Lectures d’été : l’arbre de l’oubli

Au Bénin, dans la ville portuaire d’Ouidah, durant quatre siècles , des milliers d’hommes , de femmes et d’enfants ont été capturés dans les pays alentour et conduits dans cette ville

Ceux qui étaient trop faibles pour faire le passage du Milieu étaient enterrés vifs.

Les autres, avant d’être traînés, poussés ou balancés sur ces grands bateaux qu’on appelait des négriers, participaient à un rituel d’oubli.

De quoi s’agit-il ? Dans un square au cœur de la ville d’Ouidah se dressait un arbre magnifique. Avant de se diriger vers la porte du Non-Retour , les futurs esclaves venaient faire le tour de l’arbre. Les femmes lui tournaient autour sept fois et les hommes neuf.

Les futurs esclaves étaient assez sages pour savoir que dans leur nouvelle vie au-delà des mers, leurs souvenirs pèseraient plus douloureusement que des chaînes.

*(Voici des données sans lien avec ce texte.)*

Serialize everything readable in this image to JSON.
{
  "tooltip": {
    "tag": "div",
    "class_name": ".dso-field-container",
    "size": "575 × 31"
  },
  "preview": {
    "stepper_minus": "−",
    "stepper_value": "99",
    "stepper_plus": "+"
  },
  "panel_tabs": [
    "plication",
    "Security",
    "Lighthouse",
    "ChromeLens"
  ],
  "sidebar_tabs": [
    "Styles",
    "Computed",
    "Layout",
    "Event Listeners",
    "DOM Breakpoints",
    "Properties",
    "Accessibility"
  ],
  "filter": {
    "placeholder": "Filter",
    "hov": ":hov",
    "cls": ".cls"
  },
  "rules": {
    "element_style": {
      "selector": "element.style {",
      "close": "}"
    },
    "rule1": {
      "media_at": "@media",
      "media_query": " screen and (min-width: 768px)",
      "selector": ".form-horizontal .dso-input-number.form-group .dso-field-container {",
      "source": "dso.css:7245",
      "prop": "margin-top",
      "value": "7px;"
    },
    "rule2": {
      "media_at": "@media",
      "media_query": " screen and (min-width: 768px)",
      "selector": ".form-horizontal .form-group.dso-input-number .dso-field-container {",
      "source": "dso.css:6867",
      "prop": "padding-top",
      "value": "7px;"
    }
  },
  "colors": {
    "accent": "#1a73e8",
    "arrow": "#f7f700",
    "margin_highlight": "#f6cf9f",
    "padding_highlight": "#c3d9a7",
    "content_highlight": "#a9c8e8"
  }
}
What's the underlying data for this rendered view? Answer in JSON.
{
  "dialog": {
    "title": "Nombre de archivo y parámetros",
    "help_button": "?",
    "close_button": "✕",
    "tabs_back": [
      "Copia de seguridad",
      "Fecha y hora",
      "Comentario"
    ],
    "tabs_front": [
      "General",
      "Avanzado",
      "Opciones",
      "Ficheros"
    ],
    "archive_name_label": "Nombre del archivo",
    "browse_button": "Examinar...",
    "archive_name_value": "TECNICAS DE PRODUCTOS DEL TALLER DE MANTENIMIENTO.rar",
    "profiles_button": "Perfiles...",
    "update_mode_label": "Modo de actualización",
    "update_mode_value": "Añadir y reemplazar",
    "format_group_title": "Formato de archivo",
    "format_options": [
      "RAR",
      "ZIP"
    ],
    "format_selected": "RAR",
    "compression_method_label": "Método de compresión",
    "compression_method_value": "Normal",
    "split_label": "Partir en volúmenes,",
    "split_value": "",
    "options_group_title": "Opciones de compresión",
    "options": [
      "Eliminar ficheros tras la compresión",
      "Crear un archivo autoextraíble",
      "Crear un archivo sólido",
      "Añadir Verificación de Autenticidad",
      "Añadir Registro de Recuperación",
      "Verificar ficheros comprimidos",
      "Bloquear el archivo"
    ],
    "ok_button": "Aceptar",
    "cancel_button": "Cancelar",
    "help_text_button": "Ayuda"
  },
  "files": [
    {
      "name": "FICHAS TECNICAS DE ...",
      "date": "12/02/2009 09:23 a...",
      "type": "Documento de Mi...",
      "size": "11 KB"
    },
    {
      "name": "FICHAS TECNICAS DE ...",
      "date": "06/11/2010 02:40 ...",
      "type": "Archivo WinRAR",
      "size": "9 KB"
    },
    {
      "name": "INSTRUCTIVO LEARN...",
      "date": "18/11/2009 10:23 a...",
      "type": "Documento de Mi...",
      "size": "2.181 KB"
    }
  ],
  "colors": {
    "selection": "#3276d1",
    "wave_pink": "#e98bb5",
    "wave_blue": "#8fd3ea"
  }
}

Ranimée dans les plantations du Brésil, de Saint Domingue ou de la Géorgie, chaque image des temps d’avant serait comme une dague plongée dans leur cœur.

Alors ils ont choisi de remettre leur identité à l’arbre. Ils lui ont confié tous  les souvenirs africains pour qu’il les garde précieusement, les chérisse et les conserve, jusqu’à ce qu’ils reviennent reprendre le fil de leur histoire là où il avait été tranché.

Plus d’un million d’esclaves ont embarqué à Ouidah pour le passage du Milieu et aucun n’est revenu.

Année après année, décennie après décennie, l’arbre a patiemment attendu leur retour, mais en vain.

Aujourd’hui, l’arbre n’existe plus. Tout a disparu : ses branches noueuses et ses racines enchevêtrées, son bois et sa sève. Hachées menu, les histoires des Africains kidnappés ne sont plus que sciure, air et poussière.